Pół chłopcy, pół mężczyźni

Pół chłopcy, pół mężczyźni

Z obszernych przedpremierowych wypowiedzi choreografa Tobiasza Sebastiana Berga i dramaturga Beniamina M. Bukowskiego wyłaniał się obraz przełomowego spojrzenia na współczesny problem męskości, ojcostwa, komunikacji na linii syn-ojciec. Temat niesłychanie ciekawy biorąc pod uwagę fakt, że daleko posunięta laicyzacja i rozwój psychologii nadszarpnęły, o ile nie zniweczyły, model wywodzący się z Biblii: dobry, wybaczający ojciec, pokorny syn. Nie jest nam już bliski ten model z wielu powodów, z których chyba najważniejszym jest zdjęcie roli ojca z piedestału i zwiększenie poczucia własnej wartości syna. 

Temat niezwykle aktualny, ważny społecznie, z tym większymi oczekiwaniami widzowie czekali na dzień 20 maja 2023 roku, gdy w Centrum Teatru i Tańca Zawirowania w Warszawie odbył się pokaz spektaklu Kieleckiego Teatru Tańca „SM. Masochistyczne obrazy ojciec - syn”. 

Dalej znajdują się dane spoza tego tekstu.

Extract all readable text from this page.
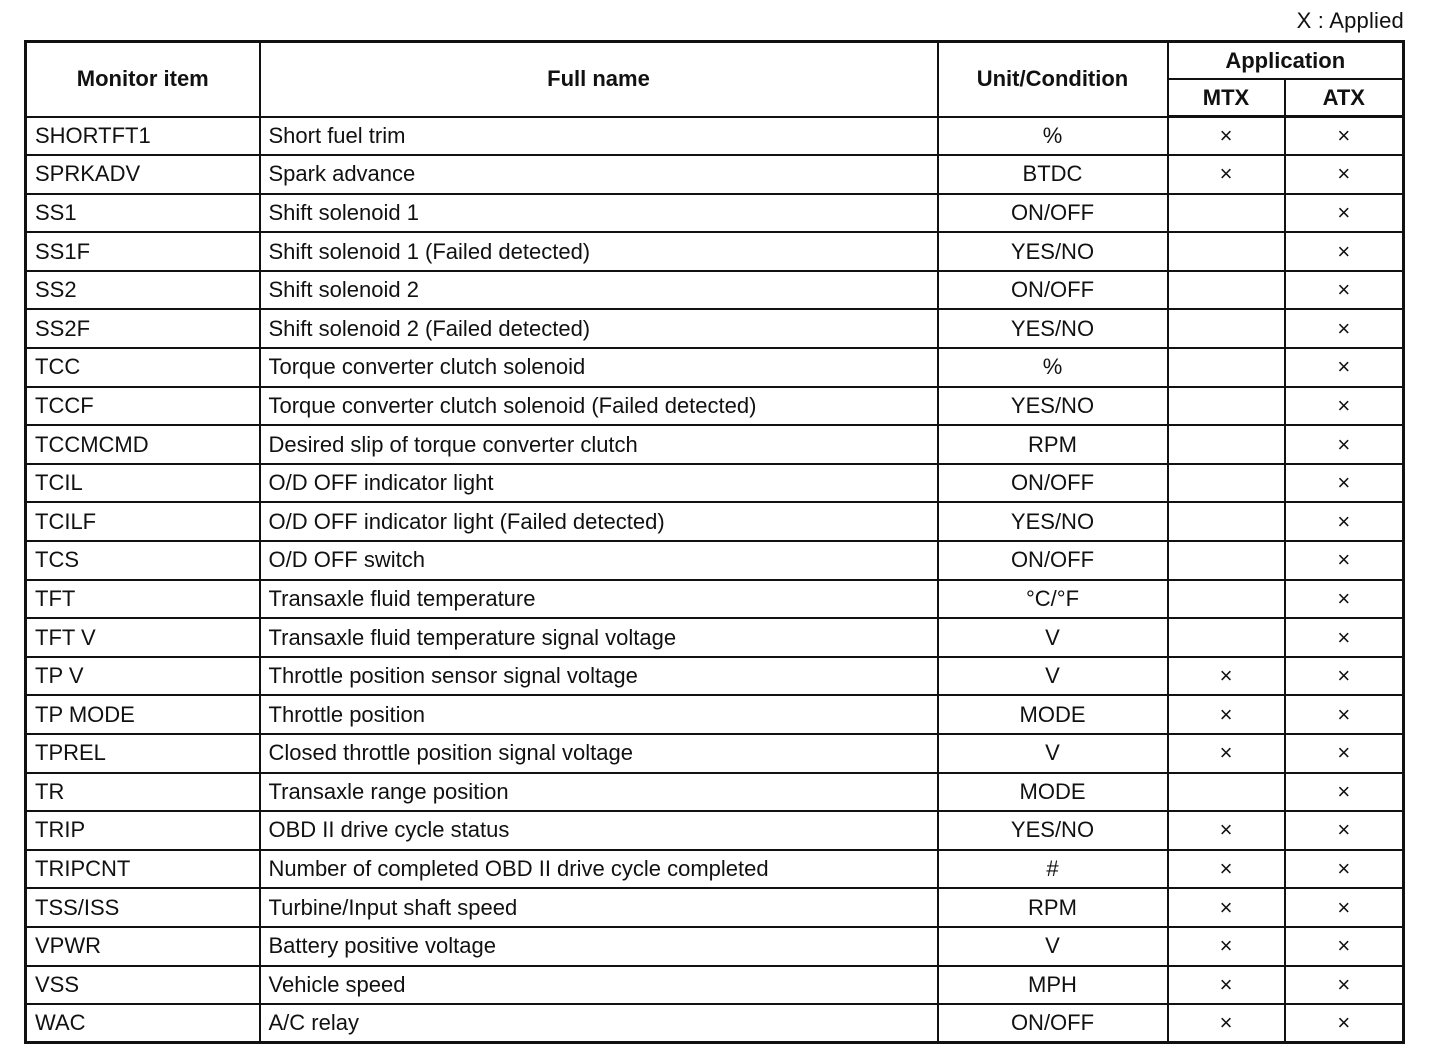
X : Applied
Monitor item	Full name	Unit/Condition	Application	
			MTX	ATX
SHORTFT1	Short fuel trim	%	×	×
SPRKADV	Spark advance	BTDC	×	×
SS1	Shift solenoid 1	ON/OFF		×
SS1F	Shift solenoid 1 (Failed detected)	YES/NO		×
SS2	Shift solenoid 2	ON/OFF		×
SS2F	Shift solenoid 2 (Failed detected)	YES/NO		×
TCC	Torque converter clutch solenoid	%		×
TCCF	Torque converter clutch solenoid (Failed detected)	YES/NO		×
TCCMCMD	Desired slip of torque converter clutch	RPM		×
TCIL	O/D OFF indicator light	ON/OFF		×
TCILF	O/D OFF indicator light (Failed detected)	YES/NO		×
TCS	O/D OFF switch	ON/OFF		×
TFT	Transaxle fluid temperature	°C/°F		×
TFT V	Transaxle fluid temperature signal voltage	V		×
TP V	Throttle position sensor signal voltage	V	×	×
TP MODE	Throttle position	MODE	×	×
TPREL	Closed throttle position signal voltage	V	×	×
TR	Transaxle range position	MODE		×
TRIP	OBD II drive cycle status	YES/NO	×	×
TRIPCNT	Number of completed OBD II drive cycle completed	#	×	×
TSS/ISS	Turbine/Input shaft speed	RPM	×	×
VPWR	Battery positive voltage	V	×	×
VSS	Vehicle speed	MPH	×	×
WAC	A/C relay	ON/OFF	×	×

Przedstawienie nie było jednak – w moim odczuciu – w pełni konsekwentne i nie przyniosło spodziewanej satysfakcji. Kilka bardzo ciekawych rozwiązań, jak początkowa zabawa sportowa: w połowie chłopcy (w białych tenisówkach, sportowych skarpetkach i krótkich spodenkach), w połowie mężczyźni (w koszulach, z krawatami lub muszkami), jak gdyby nie potrafili zdecydować się na konsekwentne wejście w dorosłość. Ciekawe choreograficznie, trochę nawet zabawne, ale nie zrozumiałam przesłania. Czy męskość musi się wiązać z odrzuceniem chłopięcości? Faktem jest, że granica dorosłości bardzo się przesunęła w obecnym pokoleniu, nie dziwi nikogo fakt, że 30-latkowie grają w gry komputerowe i nie spieszą się z zakładaniem rodziny. Ale też ojcowie nie umierają w wieku 40-50 lat, cieszą się życiem dużo dłużej. 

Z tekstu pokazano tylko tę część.